How to generate keys from facial images and keep privacy at the same time (2018) [pdf]

by legionof7on 4/26/2020, 10:18 PMwith 7 comments

by nullcon 4/27/2020, 8:25 AM

The minisketch library I worked on can be used for near optimal (in the sense of information leak) error correction for "set like" features:

https://github.com/sipa/minisketch/

Our application is for communications efficient set reconciliation to convert Bitcoin's quadratic-overhead transaction gossip protocol (O(txn*peers)) to effectively linear (O(txn)), though the primary academic work that our work was based on were concerned with fuzzy extractors for privacy preserving (and encryption key generating) biometrics.

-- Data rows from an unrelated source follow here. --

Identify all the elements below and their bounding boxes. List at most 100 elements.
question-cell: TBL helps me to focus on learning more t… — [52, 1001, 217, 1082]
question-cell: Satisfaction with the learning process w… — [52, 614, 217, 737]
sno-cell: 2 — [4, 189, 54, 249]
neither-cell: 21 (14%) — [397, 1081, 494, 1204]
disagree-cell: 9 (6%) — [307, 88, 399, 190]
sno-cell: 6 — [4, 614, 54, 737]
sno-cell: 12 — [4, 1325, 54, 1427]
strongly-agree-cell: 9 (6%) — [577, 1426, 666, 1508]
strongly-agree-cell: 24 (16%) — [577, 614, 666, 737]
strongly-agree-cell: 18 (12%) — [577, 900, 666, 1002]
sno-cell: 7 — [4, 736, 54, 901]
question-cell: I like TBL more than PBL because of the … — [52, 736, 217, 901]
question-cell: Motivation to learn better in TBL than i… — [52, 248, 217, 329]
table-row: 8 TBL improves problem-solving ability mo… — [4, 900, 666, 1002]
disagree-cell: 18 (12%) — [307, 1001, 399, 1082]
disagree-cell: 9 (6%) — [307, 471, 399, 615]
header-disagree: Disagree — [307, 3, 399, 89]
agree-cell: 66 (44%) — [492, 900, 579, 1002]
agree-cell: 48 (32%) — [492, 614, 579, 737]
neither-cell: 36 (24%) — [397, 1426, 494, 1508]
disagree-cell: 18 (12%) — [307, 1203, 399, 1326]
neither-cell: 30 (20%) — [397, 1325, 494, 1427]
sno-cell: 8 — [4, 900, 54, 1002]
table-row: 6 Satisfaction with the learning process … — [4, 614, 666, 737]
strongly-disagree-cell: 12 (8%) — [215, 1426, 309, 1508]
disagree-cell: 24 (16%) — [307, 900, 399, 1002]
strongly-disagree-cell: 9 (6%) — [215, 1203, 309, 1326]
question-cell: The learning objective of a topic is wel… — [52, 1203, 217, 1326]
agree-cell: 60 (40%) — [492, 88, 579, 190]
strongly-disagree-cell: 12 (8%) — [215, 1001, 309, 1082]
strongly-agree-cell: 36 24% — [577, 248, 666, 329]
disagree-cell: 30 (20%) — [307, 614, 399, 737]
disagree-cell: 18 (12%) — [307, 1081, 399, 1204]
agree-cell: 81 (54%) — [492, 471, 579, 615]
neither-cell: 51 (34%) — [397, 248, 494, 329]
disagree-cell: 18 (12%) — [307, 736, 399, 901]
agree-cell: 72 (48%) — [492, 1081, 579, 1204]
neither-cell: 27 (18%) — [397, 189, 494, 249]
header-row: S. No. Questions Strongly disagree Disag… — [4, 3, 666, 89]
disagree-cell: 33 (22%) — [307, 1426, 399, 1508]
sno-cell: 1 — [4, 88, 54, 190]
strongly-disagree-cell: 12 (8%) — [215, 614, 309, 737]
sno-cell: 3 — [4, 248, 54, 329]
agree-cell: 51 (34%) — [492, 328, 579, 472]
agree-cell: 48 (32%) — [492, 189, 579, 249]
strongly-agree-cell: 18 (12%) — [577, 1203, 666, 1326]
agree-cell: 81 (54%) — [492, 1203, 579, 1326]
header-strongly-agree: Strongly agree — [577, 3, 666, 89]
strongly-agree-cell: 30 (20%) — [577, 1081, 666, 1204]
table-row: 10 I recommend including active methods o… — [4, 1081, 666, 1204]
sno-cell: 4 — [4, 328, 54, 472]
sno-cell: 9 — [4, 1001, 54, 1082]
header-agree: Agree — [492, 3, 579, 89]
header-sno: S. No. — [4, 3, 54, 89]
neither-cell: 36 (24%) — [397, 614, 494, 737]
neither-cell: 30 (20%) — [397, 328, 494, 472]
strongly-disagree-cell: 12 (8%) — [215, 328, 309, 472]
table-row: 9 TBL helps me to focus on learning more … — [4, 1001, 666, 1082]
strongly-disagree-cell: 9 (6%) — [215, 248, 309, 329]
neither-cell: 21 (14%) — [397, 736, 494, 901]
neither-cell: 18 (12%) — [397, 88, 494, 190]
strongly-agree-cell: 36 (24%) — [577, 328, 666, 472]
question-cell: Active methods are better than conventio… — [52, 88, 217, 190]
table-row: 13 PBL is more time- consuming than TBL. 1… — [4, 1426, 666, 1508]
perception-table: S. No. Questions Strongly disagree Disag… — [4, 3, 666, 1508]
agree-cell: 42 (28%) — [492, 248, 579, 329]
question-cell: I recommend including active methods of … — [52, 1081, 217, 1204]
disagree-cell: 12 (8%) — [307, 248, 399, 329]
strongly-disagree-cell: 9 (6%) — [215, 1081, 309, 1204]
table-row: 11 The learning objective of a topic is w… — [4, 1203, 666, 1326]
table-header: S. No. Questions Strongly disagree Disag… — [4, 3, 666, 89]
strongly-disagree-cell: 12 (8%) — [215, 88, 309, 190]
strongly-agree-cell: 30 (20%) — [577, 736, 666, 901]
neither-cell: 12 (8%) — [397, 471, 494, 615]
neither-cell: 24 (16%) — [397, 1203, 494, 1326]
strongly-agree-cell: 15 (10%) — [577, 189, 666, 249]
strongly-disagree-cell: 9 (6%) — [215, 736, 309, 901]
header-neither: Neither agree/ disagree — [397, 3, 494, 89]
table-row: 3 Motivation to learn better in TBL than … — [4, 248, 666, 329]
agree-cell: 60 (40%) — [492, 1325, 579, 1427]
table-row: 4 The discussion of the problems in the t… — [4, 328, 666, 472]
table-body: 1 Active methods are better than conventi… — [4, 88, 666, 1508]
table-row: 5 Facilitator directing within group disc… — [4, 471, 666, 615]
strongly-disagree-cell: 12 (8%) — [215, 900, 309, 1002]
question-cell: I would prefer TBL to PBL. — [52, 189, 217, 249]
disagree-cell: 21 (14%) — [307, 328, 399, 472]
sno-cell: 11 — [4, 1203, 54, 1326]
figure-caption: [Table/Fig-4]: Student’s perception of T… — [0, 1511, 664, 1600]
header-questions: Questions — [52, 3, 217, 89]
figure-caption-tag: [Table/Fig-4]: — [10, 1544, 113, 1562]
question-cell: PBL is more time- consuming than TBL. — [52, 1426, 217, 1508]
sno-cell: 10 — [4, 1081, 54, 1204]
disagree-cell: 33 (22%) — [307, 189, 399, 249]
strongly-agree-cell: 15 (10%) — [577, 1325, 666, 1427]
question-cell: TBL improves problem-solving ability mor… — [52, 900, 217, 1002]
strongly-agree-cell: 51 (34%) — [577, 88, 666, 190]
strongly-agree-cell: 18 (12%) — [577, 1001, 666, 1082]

by O81s1iiCHUP9on 4/26/2020, 11:53 PM

Hmm...

This is old research, which seems to be a recreation of the work of Sutcu et al. among others.

I did my masters thesis on this.

by barbegalon 4/27/2020, 10:09 AM

I feel like the ability for this method to work well depends on the methodology of taking the enrollment and the subsequent key-generation images. If you take them using the same poses, with the same camera and lighting within a few hours of each other then this method will work extremely well [1]. I really doubt it generalizes to the case of using it with a laptop webcam in any location with different lighting.

But maybe I am wrong, maybe there are enough bits of information in a randomly lit image of a face.

[1] https://www.ncbi.nlm.nih.gov/pmc/articles/PMC2898524/

by 1cvmaskon 4/26/2020, 11:33 PM

Has IBM built a product around this? I don’t know of one.

Or is the research for patent purposes only?